Kiralananın Kullanılmaması Halinde Kira Bedelinin Ödenmesi Yükümlülüğü (TBK m.324)
6098 sayılı Türk Borçlar Kanununun 324. maddesi kapsamında; “Kullanıma elverişli bulundurulduğu sürece kiralanan, kiracının kendisinden kaynaklanan bir sebeple kullanılmasa veya sınırlı olarak kullanılsa bile kiracı, kira bedelini ödemekle yükümlüdür. Bu durumda, kiraya verenin yapmaktan kurtulduğu giderler kira bedelinden indirilir.” denmektedir.
Kira sözleşmesi kiraya verenin kiralananın (örneğin konut veya işyeri) kullanımını sözleşme süresi boyunca kiracıya gereği gibi hazır bir şekilde bulundurduğu, kiracının da kararlaştırılan kira bedelini tam ve zamanında ödediği sözleşmedir. Burada şu hususlara dikkat etmek gerekir:
1-) Taraflar arasındaki kira sözleşmesi hukuki olarak henüz sona ermemiş olmalıdır.
2-) Kiraya veren sözleşme konusu kiralananı, sözleşmeye uygun olarak, kiracının kullanımına hazır bulundurmalıdır.
Somut olayda yukarıdaki şartların mevcut bulunması halinde kiracı, kiralananı kullanıp kullanmadığı önemli olmaksızın, kira bedelini tam olarak ödemekle yükümlüdür. Örneğin; üniversite öğrenimi gördüğü Ankara’da bir ev kiralayan A, finaller bitince memleketi İstanbul’a dönmektedir. A, memleketinde olduğu tarih aralığında da kiralanan konutun kira bedelini ödemesi gerekir.

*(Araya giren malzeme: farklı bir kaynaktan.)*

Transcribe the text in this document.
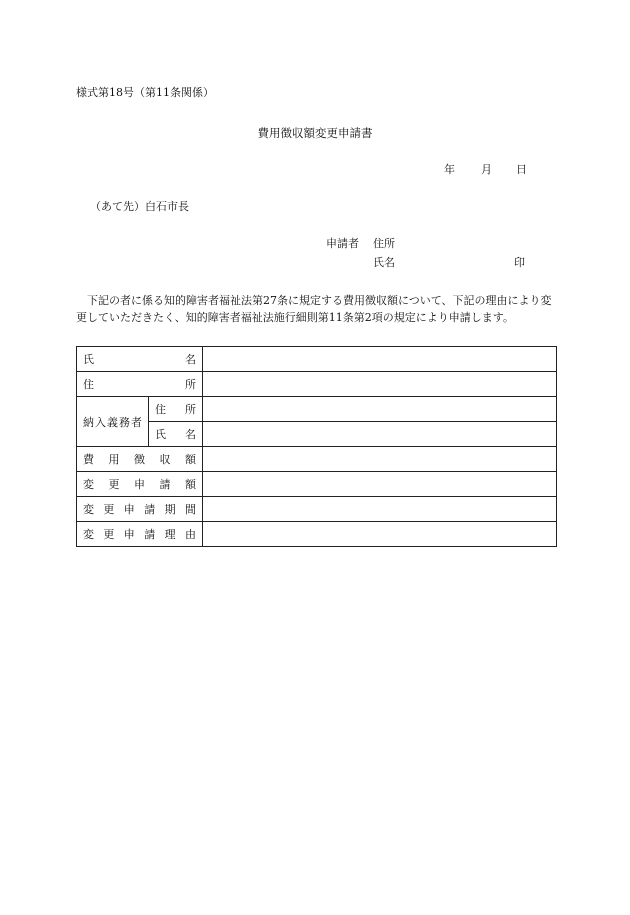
様式第18号（第11条関係）
費用徴収額変更申請書
年 月 日
（あて先）白石市長
申請者 住所
氏名	印
下記の者に係る知的障害者福祉法第27条に規定する費用徴収額について、下記の理由により変更していただきたく、知的障害者福祉法施行細則第11条第2項の規定により申請します。
氏　名		
住　所		
納入義務者	住　所	
	氏　名	
費用徴収額		
変更申請額		
変更申請期間		
変更申請理由		
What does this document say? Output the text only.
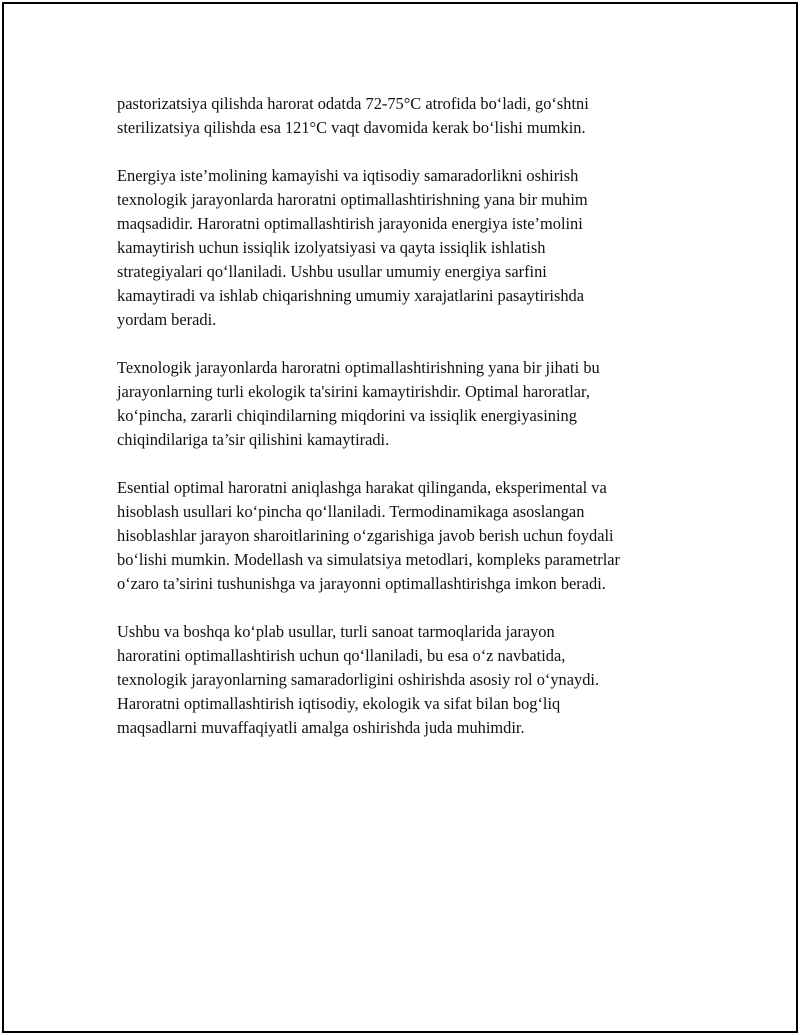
pastorizatsiya qilishda harorat odatda 72-75°C atrofida bo‘ladi, go‘shtni
sterilizatsiya qilishda esa 121°C vaqt davomida kerak bo‘lishi mumkin.

Energiya iste’molining kamayishi va iqtisodiy samaradorlikni oshirish
texnologik jarayonlarda haroratni optimallashtirishning yana bir muhim
maqsadidir. Haroratni optimallashtirish jarayonida energiya iste’molini
kamaytirish uchun issiqlik izolyatsiyasi va qayta issiqlik ishlatish
strategiyalari qo‘llaniladi. Ushbu usullar umumiy energiya sarfini
kamaytiradi va ishlab chiqarishning umumiy xarajatlarini pasaytirishda
yordam beradi.

Texnologik jarayonlarda haroratni optimallashtirishning yana bir jihati bu
jarayonlarning turli ekologik ta'sirini kamaytirishdir. Optimal haroratlar,
ko‘pincha, zararli chiqindilarning miqdorini va issiqlik energiyasining
chiqindilariga ta’sir qilishini kamaytiradi.

Esential optimal haroratni aniqlashga harakat qilinganda, eksperimental va
hisoblash usullari ko‘pincha qo‘llaniladi. Termodinamikaga asoslangan
hisoblashlar jarayon sharoitlarining o‘zgarishiga javob berish uchun foydali
bo‘lishi mumkin. Modellash va simulatsiya metodlari, kompleks parametrlar
o‘zaro ta’sirini tushunishga va jarayonni optimallashtirishga imkon beradi.

Ushbu va boshqa ko‘plab usullar, turli sanoat tarmoqlarida jarayon
haroratini optimallashtirish uchun qo‘llaniladi, bu esa o‘z navbatida,
texnologik jarayonlarning samaradorligini oshirishda asosiy rol o‘ynaydi.
Haroratni optimallashtirish iqtisodiy, ekologik va sifat bilan bog‘liq
maqsadlarni muvaffaqiyatli amalga oshirishda juda muhimdir.
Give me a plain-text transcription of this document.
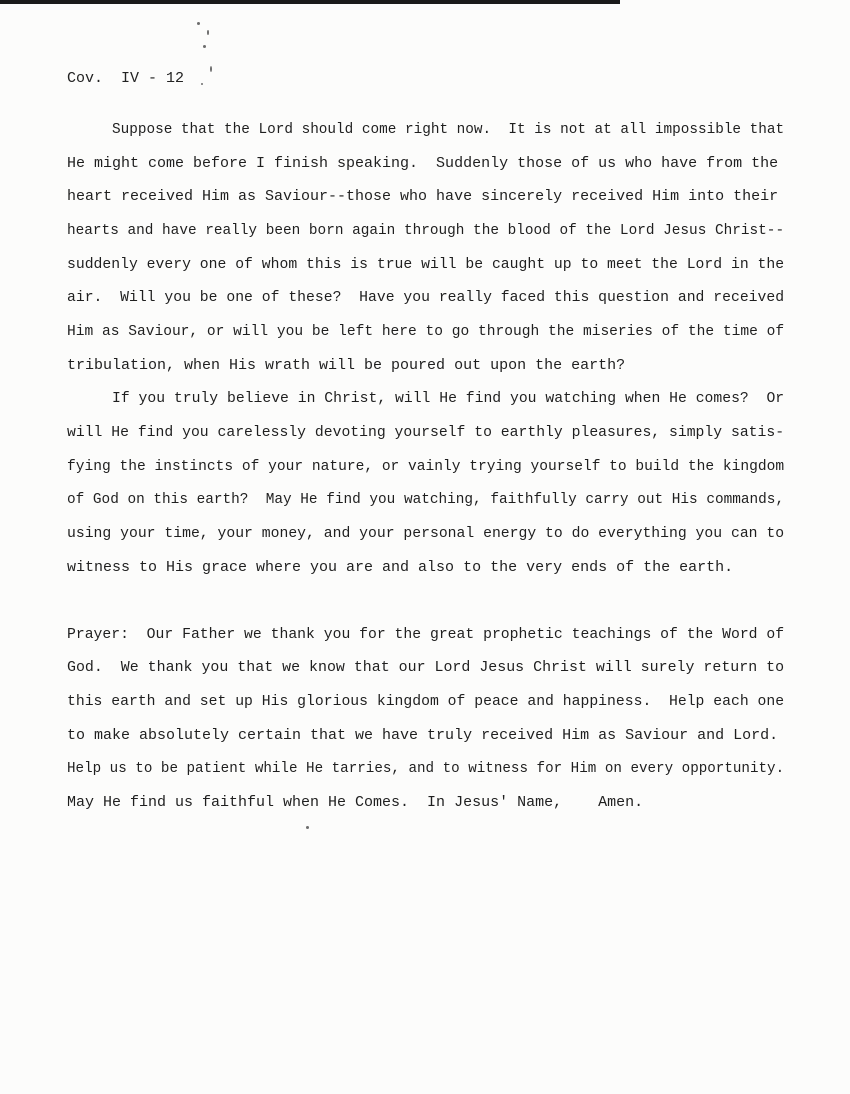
Cov.  IV - 12
Suppose that the Lord should come right now.  It is not at all impossible that
He might come before I finish speaking.  Suddenly those of us who have from the
heart received Him as Saviour--those who have sincerely received Him into their
hearts and have really been born again through the blood of the Lord Jesus Christ--
suddenly every one of whom this is true will be caught up to meet the Lord in the
air.  Will you be one of these?  Have you really faced this question and received
Him as Saviour, or will you be left here to go through the miseries of the time of
tribulation, when His wrath will be poured out upon the earth?
If you truly believe in Christ, will He find you watching when He comes?  Or
will He find you carelessly devoting yourself to earthly pleasures, simply satis-
fying the instincts of your nature, or vainly trying yourself to build the kingdom
of God on this earth?  May He find you watching, faithfully carry out His commands,
using your time, your money, and your personal energy to do everything you can to
witness to His grace where you are and also to the very ends of the earth.
Prayer:  Our Father we thank you for the great prophetic teachings of the Word of
God.  We thank you that we know that our Lord Jesus Christ will surely return to
this earth and set up His glorious kingdom of peace and happiness.  Help each one
to make absolutely certain that we have truly received Him as Saviour and Lord.
Help us to be patient while He tarries, and to witness for Him on every opportunity.
May He find us faithful when He Comes.  In Jesus' Name,    Amen.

Hatta bir başka örnek verirsek; bir kimse bir konutu kiralayıp, anahtarını teslim alıp konutta hiç oturmasa dahi kira bedelinin tamamını ödemesi gerekir. Bu bağlamda kiracının kiralananı nasıl, ne şekilde kullandığı veya fiili olarak kullanıp kullanmadığı önemli olmaksızın kiraya veren kira bedelini talep edebilir.

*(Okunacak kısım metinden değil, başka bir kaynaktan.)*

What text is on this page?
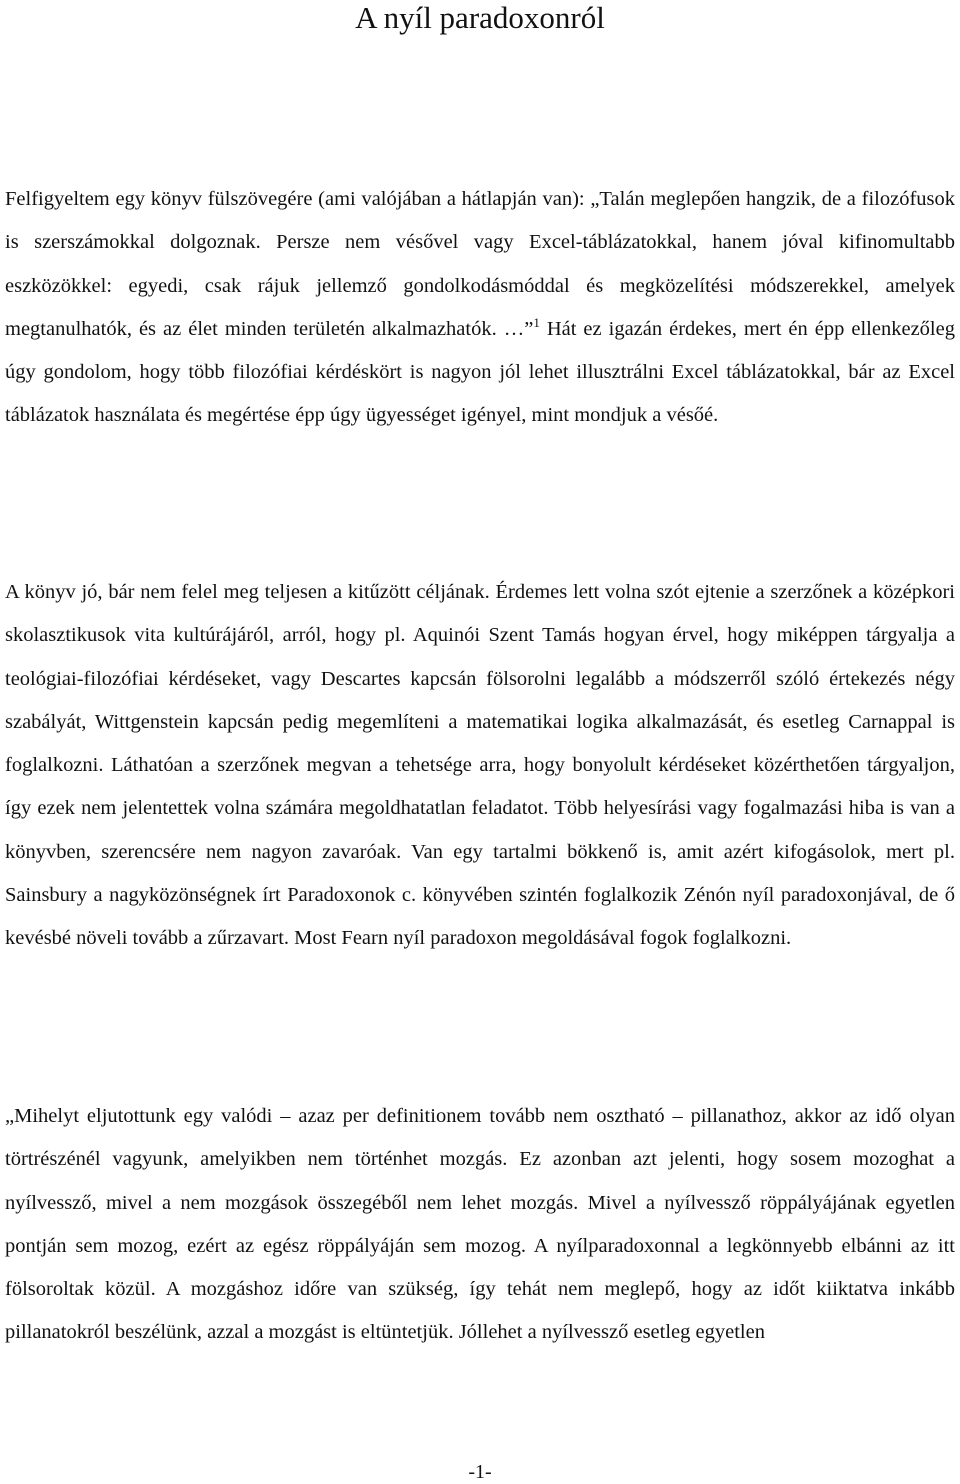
A nyíl paradoxonról

Felfigyeltem egy könyv fülszövegére (ami valójában a hátlapján van): „Talán meglepően hangzik, de a filozófusok is szerszámokkal dolgoznak. Persze nem vésővel vagy Excel-táblázatokkal, hanem jóval kifinomultabb eszközökkel: egyedi, csak rájuk jellemző gondolkodásmóddal és megközelítési módszerekkel, amelyek megtanulhatók, és az élet minden területén alkalmazhatók. …”$^1$ Hát ez igazán érdekes, mert én épp ellenkezőleg úgy gondolom, hogy több filozófiai kérdéskört is nagyon jól lehet illusztrálni Excel táblázatokkal, bár az Excel táblázatok használata és megértése épp úgy ügyességet igényel, mint mondjuk a vésőé.

A könyv jó, bár nem felel meg teljesen a kitűzött céljának. Érdemes lett volna szót ejtenie a szerzőnek a középkori skolasztikusok vita kultúrájáról, arról, hogy pl. Aquinói Szent Tamás hogyan érvel, hogy miképpen tárgyalja a teológiai-filozófiai kérdéseket, vagy Descartes kapcsán fölsorolni legalább a módszerről szóló értekezés négy szabályát, Wittgenstein kapcsán pedig megemlíteni a matematikai logika alkalmazását, és esetleg Carnappal is foglalkozni. Láthatóan a szerzőnek megvan a tehetsége arra, hogy bonyolult kérdéseket közérthetően tárgyaljon, így ezek nem jelentettek volna számára megoldhatatlan feladatot. Több helyesírási vagy fogalmazási hiba is van a könyvben, szerencsére nem nagyon zavaróak. Van egy tartalmi bökkenő is, amit azért kifogásolok, mert pl. Sainsbury a nagyközönségnek írt Paradoxonok c. könyvében szintén foglalkozik Zénón nyíl paradoxonjával, de ő kevésbé növeli tovább a zűrzavart. Most Fearn nyíl paradoxon megoldásával fogok foglalkozni.

„Mihelyt eljutottunk egy valódi – azaz per definitionem tovább nem osztható – pillanathoz, akkor az idő olyan törtrészénél vagyunk, amelyikben nem történhet mozgás. Ez azonban azt jelenti, hogy sosem mozoghat a nyílvessző, mivel a nem mozgások összegéből nem lehet mozgás. Mivel a nyílvessző röppályájának egyetlen pontján sem mozog, ezért az egész röppályáján sem mozog. A nyílparadoxonnal a legkönnyebb elbánni az itt fölsoroltak közül. A mozgáshoz időre van szükség, így tehát nem meglepő, hogy az időt kiiktatva inkább pillanatokról beszélünk, azzal a mozgást is eltüntetjük. Jóllehet a nyílvessző esetleg egyetlen

-1-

Kiracı tarafından kiralananın kullanılmadığı dönemde kiralanana ilişkin olarak yapılması gereken masraflarda azalma olmuşsa bu fark kira bedelinden indirilir. Burada “masraf” kavramından kiralananın abonelikleri, aidat vs. çeşitli giderler anlaşılmalıdır.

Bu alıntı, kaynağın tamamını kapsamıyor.